Natalie Mendez, an 18-year-old artist from the Miami area, distills her experience as a nonbinary person into expressive works of digital art that embody the vapor wave aesthetic.
Her identity is one that exists in a liminal state: In other words, she is an artist whose identity occupies a position on all sides of the threshold. Photo-manipulation then, Mendez’s particular style of art that takes seemingly clashing images and marries them together seamlessly, is the perfect avenue for expressing herself.
Mendez’s digital collages are a wonderful piecing together of the basic elements of vapor wave: soft pastels and neon colors, distortion, glitch art and a fascination with early 1990s and 2000s web imagery.
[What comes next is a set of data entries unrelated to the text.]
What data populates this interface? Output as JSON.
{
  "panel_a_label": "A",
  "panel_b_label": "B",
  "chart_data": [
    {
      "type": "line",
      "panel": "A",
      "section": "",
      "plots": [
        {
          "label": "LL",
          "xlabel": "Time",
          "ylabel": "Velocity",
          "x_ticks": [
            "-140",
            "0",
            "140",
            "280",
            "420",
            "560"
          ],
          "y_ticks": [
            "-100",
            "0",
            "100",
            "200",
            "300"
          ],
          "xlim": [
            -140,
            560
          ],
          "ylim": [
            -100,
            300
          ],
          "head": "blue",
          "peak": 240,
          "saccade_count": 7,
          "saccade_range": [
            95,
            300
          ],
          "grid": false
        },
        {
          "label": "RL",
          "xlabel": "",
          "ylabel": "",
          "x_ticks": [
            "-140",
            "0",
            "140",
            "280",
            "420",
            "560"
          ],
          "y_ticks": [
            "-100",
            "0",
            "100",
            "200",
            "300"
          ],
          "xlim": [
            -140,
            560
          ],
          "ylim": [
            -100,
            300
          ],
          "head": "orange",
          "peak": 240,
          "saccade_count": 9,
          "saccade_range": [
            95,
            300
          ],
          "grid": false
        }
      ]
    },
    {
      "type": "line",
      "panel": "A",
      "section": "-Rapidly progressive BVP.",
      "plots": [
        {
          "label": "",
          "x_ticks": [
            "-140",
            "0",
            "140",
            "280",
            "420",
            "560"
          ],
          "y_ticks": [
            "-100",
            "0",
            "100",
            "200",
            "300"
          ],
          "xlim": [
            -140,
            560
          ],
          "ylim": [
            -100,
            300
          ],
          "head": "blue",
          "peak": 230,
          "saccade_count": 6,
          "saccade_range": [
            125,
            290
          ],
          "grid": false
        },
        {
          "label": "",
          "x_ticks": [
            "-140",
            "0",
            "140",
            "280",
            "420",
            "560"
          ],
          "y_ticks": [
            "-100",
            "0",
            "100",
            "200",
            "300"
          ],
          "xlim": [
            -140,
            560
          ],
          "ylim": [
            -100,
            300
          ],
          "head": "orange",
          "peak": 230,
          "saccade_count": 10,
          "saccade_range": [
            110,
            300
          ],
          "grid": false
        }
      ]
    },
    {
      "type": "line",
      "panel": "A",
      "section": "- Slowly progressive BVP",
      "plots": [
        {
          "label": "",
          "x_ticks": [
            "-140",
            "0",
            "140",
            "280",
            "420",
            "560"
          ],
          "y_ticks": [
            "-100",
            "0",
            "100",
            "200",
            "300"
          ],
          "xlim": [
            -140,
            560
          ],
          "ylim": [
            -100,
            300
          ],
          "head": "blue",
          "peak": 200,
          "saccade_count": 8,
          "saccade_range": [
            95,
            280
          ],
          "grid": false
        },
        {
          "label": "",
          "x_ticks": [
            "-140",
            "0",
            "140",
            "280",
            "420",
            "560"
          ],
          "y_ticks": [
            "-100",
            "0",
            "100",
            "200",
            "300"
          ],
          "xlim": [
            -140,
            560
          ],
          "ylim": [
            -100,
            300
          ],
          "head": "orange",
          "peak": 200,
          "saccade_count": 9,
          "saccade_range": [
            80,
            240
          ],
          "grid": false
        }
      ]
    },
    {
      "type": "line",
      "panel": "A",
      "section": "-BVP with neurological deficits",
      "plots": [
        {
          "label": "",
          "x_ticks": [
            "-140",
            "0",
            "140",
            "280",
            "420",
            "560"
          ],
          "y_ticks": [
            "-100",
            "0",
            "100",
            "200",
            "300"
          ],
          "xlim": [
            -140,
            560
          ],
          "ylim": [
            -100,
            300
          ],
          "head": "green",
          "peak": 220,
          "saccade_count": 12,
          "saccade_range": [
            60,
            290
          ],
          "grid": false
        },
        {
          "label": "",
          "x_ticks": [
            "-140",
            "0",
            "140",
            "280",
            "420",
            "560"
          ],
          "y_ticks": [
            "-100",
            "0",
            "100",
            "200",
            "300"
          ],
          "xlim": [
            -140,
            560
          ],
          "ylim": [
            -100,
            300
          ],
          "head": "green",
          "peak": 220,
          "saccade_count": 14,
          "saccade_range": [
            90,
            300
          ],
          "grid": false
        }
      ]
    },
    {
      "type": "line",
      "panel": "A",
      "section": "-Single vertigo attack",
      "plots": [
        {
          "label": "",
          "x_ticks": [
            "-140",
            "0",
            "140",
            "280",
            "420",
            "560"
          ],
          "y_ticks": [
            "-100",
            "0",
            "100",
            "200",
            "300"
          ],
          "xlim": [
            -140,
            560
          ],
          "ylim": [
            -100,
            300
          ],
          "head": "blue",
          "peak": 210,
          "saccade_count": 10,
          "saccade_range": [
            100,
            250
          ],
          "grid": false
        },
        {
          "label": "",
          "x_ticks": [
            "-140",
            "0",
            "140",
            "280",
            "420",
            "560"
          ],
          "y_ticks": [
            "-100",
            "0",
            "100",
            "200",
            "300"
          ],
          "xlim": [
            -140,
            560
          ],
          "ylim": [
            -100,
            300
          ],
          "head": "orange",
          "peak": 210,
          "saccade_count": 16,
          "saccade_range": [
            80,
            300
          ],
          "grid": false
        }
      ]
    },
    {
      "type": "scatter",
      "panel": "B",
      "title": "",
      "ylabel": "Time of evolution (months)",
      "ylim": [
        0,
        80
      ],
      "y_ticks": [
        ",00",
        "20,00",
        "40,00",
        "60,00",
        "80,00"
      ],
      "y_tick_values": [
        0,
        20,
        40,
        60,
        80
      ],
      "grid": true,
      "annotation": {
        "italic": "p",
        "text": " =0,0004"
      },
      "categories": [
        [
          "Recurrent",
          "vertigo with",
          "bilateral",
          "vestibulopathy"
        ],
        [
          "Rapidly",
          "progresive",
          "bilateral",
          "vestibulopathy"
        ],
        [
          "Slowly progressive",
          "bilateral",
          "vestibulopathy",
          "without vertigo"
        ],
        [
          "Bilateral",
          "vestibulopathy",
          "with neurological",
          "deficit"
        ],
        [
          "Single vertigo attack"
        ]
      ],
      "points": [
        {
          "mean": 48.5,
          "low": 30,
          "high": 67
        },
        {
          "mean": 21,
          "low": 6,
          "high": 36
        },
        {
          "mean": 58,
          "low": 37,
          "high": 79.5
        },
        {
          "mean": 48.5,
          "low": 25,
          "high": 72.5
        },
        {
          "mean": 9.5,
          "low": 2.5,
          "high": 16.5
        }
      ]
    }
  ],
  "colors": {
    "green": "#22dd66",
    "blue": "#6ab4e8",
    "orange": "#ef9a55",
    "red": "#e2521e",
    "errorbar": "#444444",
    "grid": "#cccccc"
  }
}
But what makes Mendez such a delight as an artist isn’t that she simply regurgitates the notifiable elements of vapor wave, but that she goes a step further and incorporates parts of her own identity into the art.
In “pretty boy,” “The Beach,” and “The Deep,” — for example — imagery of statues that look to be from the renaissance era are superimposed with lush tropical plants. The busts are a dead giveaway for her passion for art history, and the tropical plants a nod to her Miami residence.
Mendez hopes to use her art as a mirror, reflecting to the world the adversity she has faced as a marginalized individual and giving a look into how she processes the world and her experiences.
Her digital collages make up just one part of her portfolio — Mendez also creates original art both digitally and traditionally. Her digital art shines as a true expression of the self. She creates rich landscapes that giveaway a warped, almost childlike view of the world. They are pieces filled with bright colors and intricate celebrations of the imperfections found in nature.